Why Having a Diabetes Community is Important

Group of participants engaging in discussion at JDRF's 2017 Type One Nation Summit in Salt Lake City, UT

Group of participants engaging in discussion at JDRF’s 2017 Type One Nation Summit in Salt Lake City, UT

I often hear people living with diabetes say that they don’t want to participate in diabetes-specific groups or activities for a couple of reasons: “Just because I am diabetic doesn’t mean I am going to be friends with someone because they have the same disease” and “I don’t want to be defined by this disease.”

I understand these sentiments, I really do, but I think we might be missing a perspective here that could be much more useful to us as diabetics.

The point of a diabetes group or activity is not to come together to celebrate the illness. The point is to come together and share a common experience or language so that we can stop talking about it. The point is to have a baseline – a shared starting line. One where we understand the feeling of having a low in a yoga class or at work without having to explain it. One where we all can relate to the complexities of exercise and diet or what it is like to have your pump or meter start beeping during class. The list goes on and on.

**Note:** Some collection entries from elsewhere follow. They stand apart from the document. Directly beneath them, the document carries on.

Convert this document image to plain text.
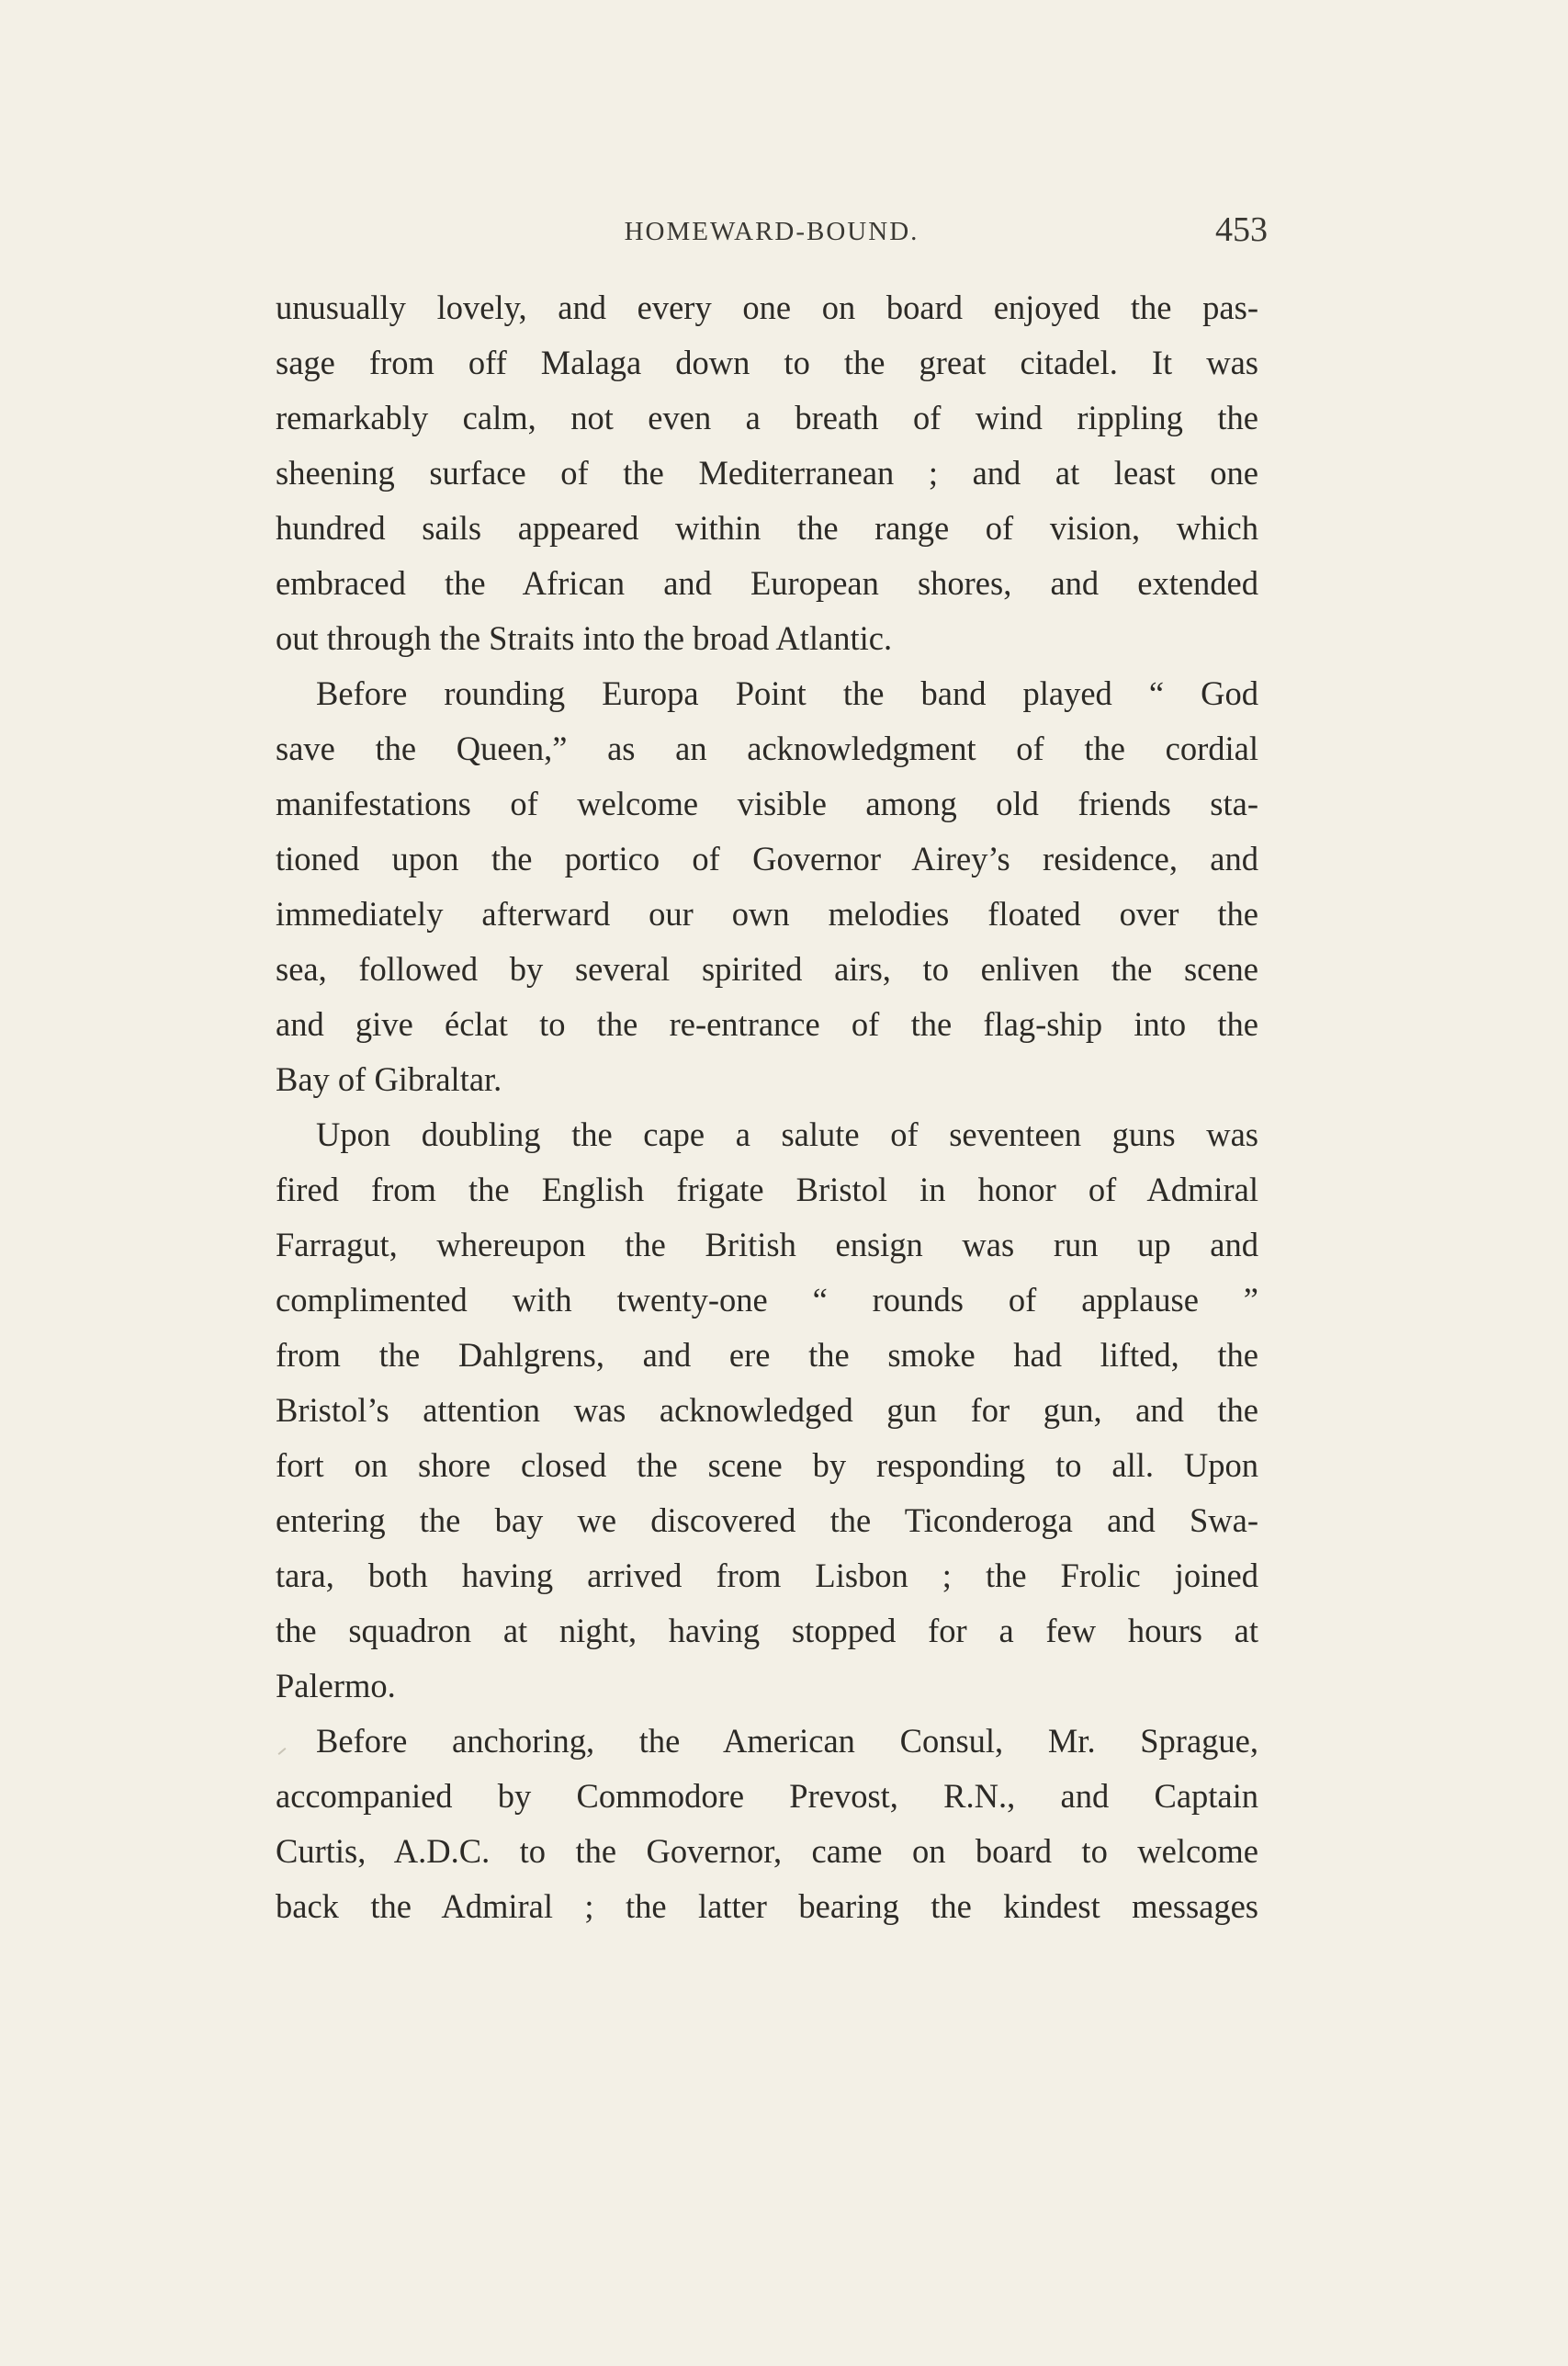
HOMEWARD-BOUND.	453
unusually lovely, and every one on board enjoyed the pas-
sage from off Malaga down to the great citadel. It was
remarkably calm, not even a breath of wind rippling the
sheening surface of the Mediterranean ; and at least one
hundred sails appeared within the range of vision, which
embraced the African and European shores, and extended
out through the Straits into the broad Atlantic.
Before rounding Europa Point the band played “ God
save the Queen,” as an acknowledgment of the cordial
manifestations of welcome visible among old friends sta-
tioned upon the portico of Governor Airey’s residence, and
immediately afterward our own melodies floated over the
sea, followed by several spirited airs, to enliven the scene
and give éclat to the re-entrance of the flag-ship into the
Bay of Gibraltar.
Upon doubling the cape a salute of seventeen guns was
fired from the English frigate Bristol in honor of Admiral
Farragut, whereupon the British ensign was run up and
complimented with twenty-one “ rounds of applause ”
from the Dahlgrens, and ere the smoke had lifted, the
Bristol’s attention was acknowledged gun for gun, and the
fort on shore closed the scene by responding to all. Upon
entering the bay we discovered the Ticonderoga and Swa-
tara, both having arrived from Lisbon ; the Frolic joined
the squadron at night, having stopped for a few hours at
Palermo.
Before anchoring, the American Consul, Mr. Sprague,
accompanied by Commodore Prevost, R.N., and Captain
Curtis, A.D.C. to the Governor, came on board to welcome
back the Admiral ; the latter bearing the kindest messages
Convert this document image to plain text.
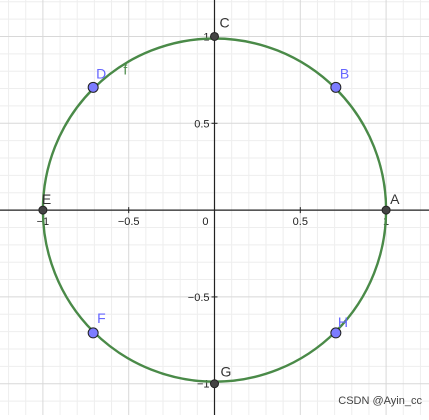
−1	−0.5	0.5	1
1
0.5
−0.5
−1
0
f
A
B
C
D
E
F
G
H
CSDN @Ayin_cc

In my experience, there is always a time of orienting to one another where we discuss these diabetic novelties. It’s like a ritual to establish a frame of reference as to where we all are on our journey. In time, however, this fades and people get to the real stuff. The stuff beneath pump sites, insurance woes, and the smell of insulin. In time, it is my experience that diabetics would rather get to talking about how they are going to get to the top of the mountain than how diabetes is going to keep them from the top.

Like I said, I understand thinking that a shared illness is a contrived notion for a friendship but what could be more amazing that building a friendship on how you want to build the life of your dreams? A friendship built on celebrating the struggle for liberation from medications and perceived limitations strikes me as a beautiful foundation for a friendship.

As a person living with diabetes, it is super important that I know that I can do this on my own. It is paramount that I am able to take care of the math, medicine, and mental pressure of living with the illness.  That being said, I also need to be aware of that feeling of connection and excitement I get when I see a pump on someone else or I see them dose in a restaurant.

That is the part of me that is yearning for connection and understanding. That is the part of me looking for my tribe and I could do much worse than finding a tribe that is down for fighting for our lives.